The Real Loan Scandal

April 25, 2007 • Commentary
This article appeared in the New York Post on April 25, 2007.

State Attorney General Andrew Cuomo will testify before Congress today about the abuses he’s uncovered in higher education — but he’s unlikely to get to the real scandal.

Cuomo has given us fresh proof that federal officials and administrators at non‐​profit universities — people who supposedly work for the “common good” — are trying to get as much for themselves as they possibly can. Yet the greed of U.S. higher education goes far beyond that.

Cuomo has shown not only that lenders and colleges cooperate to profit at students’ and taxpayers’ expense, but top financial‐​aid officers at major institutions (including Columbia University) personally profited via stock deals from companies on their schools’ “preferred lender” lists.

The corruption alone is shameful — but the true scandal goes to the heart of federal aid to higher education (which includes subsidized loans, among much else).

First is the fact that government aid increases the costs it’s meant to defray — that is, that a college degree actually costs more because of all the subsidies.

From 1996 to 2006, the College Board reports, the average, inflation‐​adjusted, per‐​pupil cost of tuition, fees, room and board rose 28 percent at four‐​year private schools and 38 percent at four‐​year public ones. Meanwhile, inflation‐​adjusted aid provided through federal programs rose 95 percent, from $48.3 billion to $94.4 billion.

The expense might be tolerable if most students were needy, but with graduates who took loans each shouldering an average of less than $20,000 in debt, and a college degree bringing in nearly $1 million in additional wages over a lifetime, even that’s debatable.

The fact is that most college students are better off than the average American.

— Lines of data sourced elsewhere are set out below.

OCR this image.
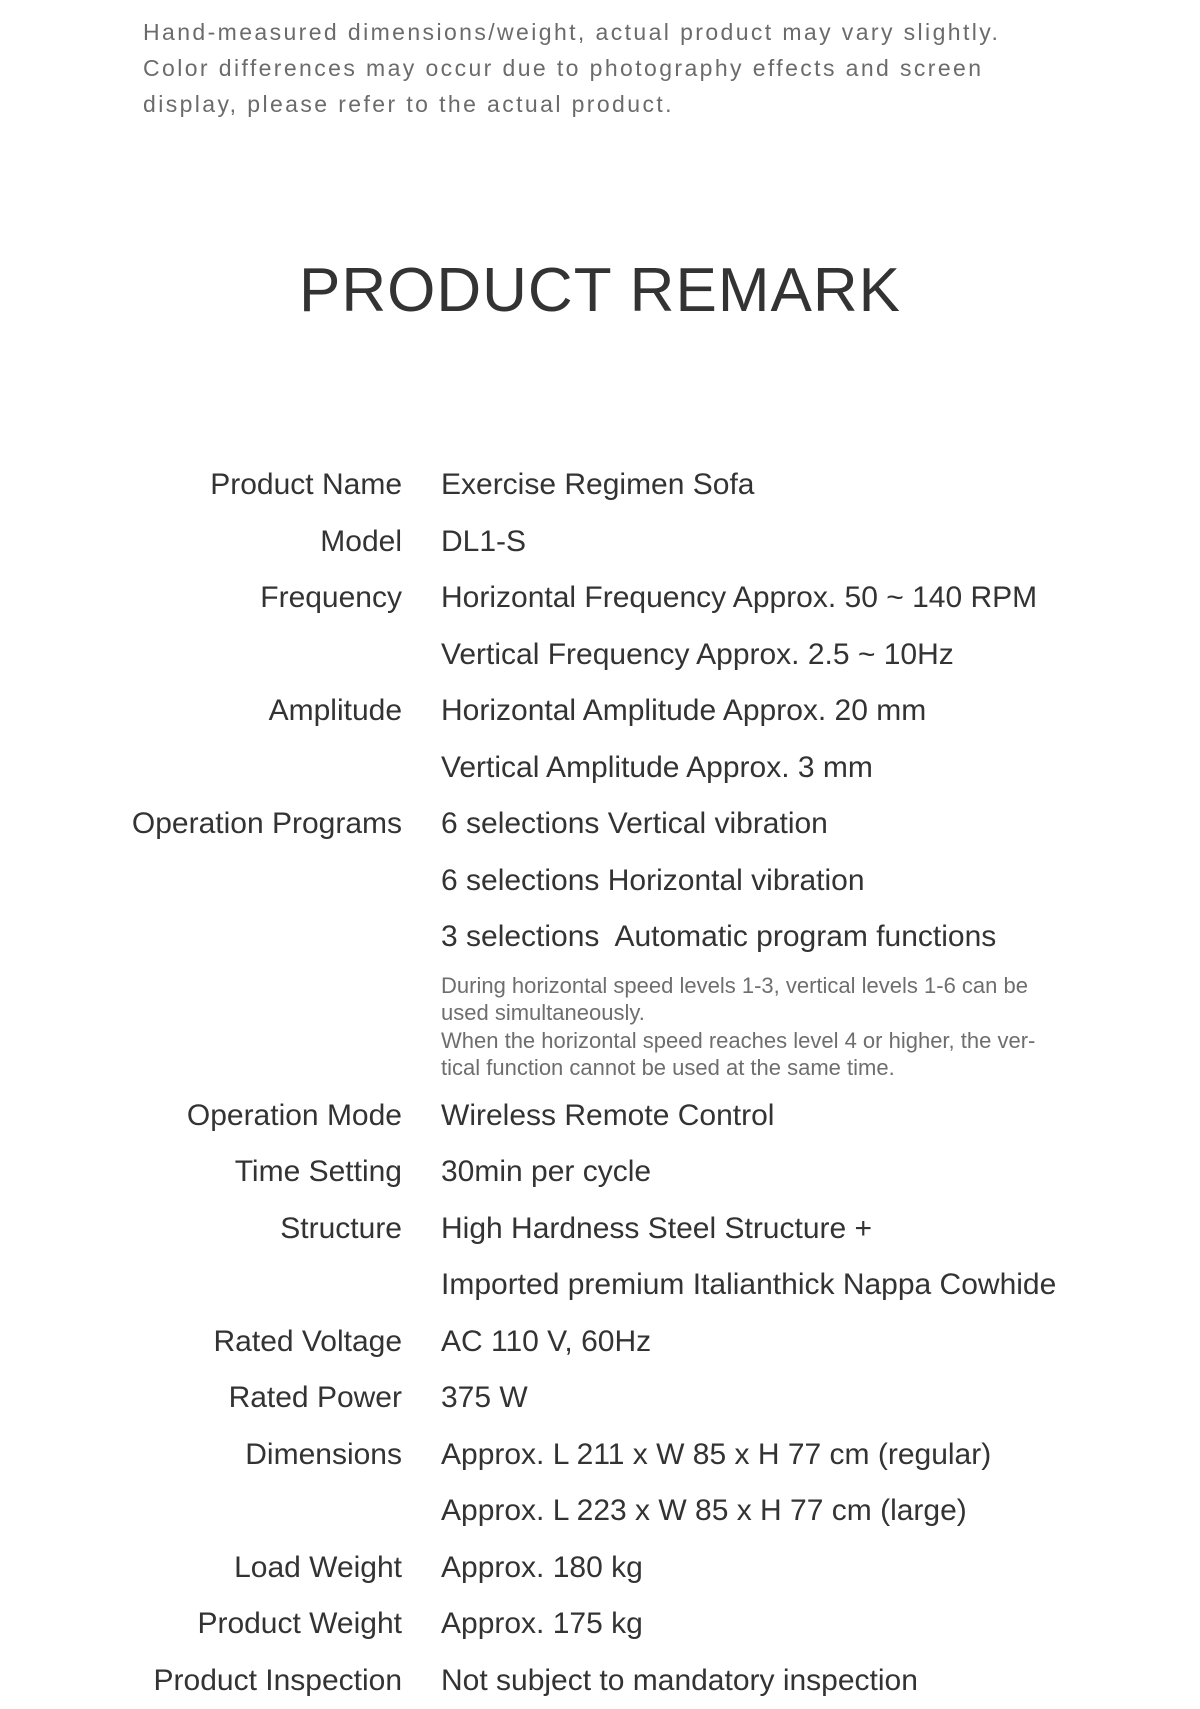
Hand-measured dimensions/weight, actual product may vary slightly.
Color differences may occur due to photography effects and screen
display, please refer to the actual product.
PRODUCT REMARK
Product Name Exercise Regimen Sofa
Model DL1-S
Frequency Horizontal Frequency Approx. 50 ~ 140 RPM
Vertical Frequency Approx. 2.5 ~ 10Hz
Amplitude Horizontal Amplitude Approx. 20 mm
Vertical Amplitude Approx. 3 mm
Operation Programs 6 selections Vertical vibration
6 selections Horizontal vibration
3 selections  Automatic program functions
During horizontal speed levels 1-3, vertical levels 1-6 can be
used simultaneously.
When the horizontal speed reaches level 4 or higher, the ver-
tical function cannot be used at the same time.
Operation Mode Wireless Remote Control
Time Setting 30min per cycle
Structure High Hardness Steel Structure +
Imported premium Italianthick Nappa Cowhide
Rated Voltage AC 110 V, 60Hz
Rated Power 375 W
Dimensions Approx. L 211 x W 85 x H 77 cm (regular)
Approx. L 223 x W 85 x H 77 cm (large)
Load Weight Approx. 180 kg
Product Weight Approx. 175 kg
Product Inspection Not subject to mandatory inspection
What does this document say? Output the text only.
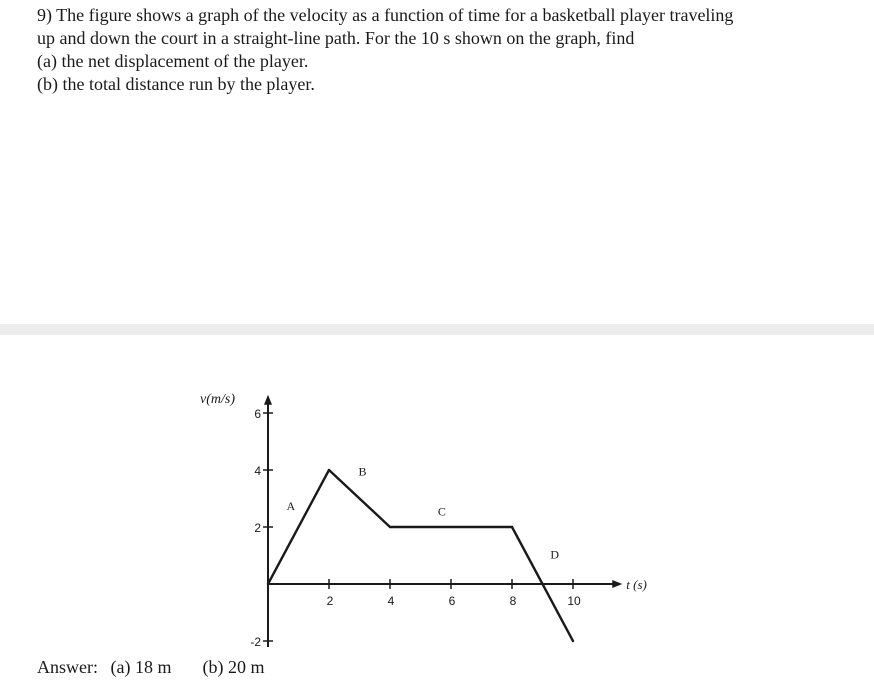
9) The figure shows a graph of the velocity as a function of time for a basketball player traveling
up and down the court in a straight-line path. For the 10 s shown on the graph, find
(a) the net displacement of the player.
(b) the total distance run by the player.
-2
2
4
6
2	4	6	8	10
v(m/s)
t (s)
A
B
C
D
Answer: (a) 18 m (b) 20 m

Just this month, UCLA’s Higher Education Research Institute reported that the families of college freshmen last year had median incomes 60 percent higher than the national average.

The well‐​to‐​do get their aid: In the 2003-04 academic year, more than 30 percent of dependent students from families earning $100,000 or more got federal loans.

Schools lobby hard for “student aid” — because it’s the colleges and universities that actually pocket the money. As long as aid keeps ballooning, students can pay ever‐​escalating tuition and fees — and Greedy U. can keep boosting salaries, building new facilities and making life cushier for faculty and staff.

According to the Center for Responsive Politics, education interests spent over $80 million lobbying federal policymakers last year.

When Cuomo testifies before the House Education Committee, congressmen are likely to push for further investigation into corruption and conflicts of interest at lenders and universities, but most likely not into the cynicism of the student‐​loan system itself.

Of course, Congress is unlikely to turn off the politically popular student‐​loan spigot any time soon. The truth, however, is that even absent government help, lenders would continue to float private loans to students with promising futures, because both lender and student would profit. But since both lenders and borrowers would have only their own money on the line, the rampant inflation in college costs would halt.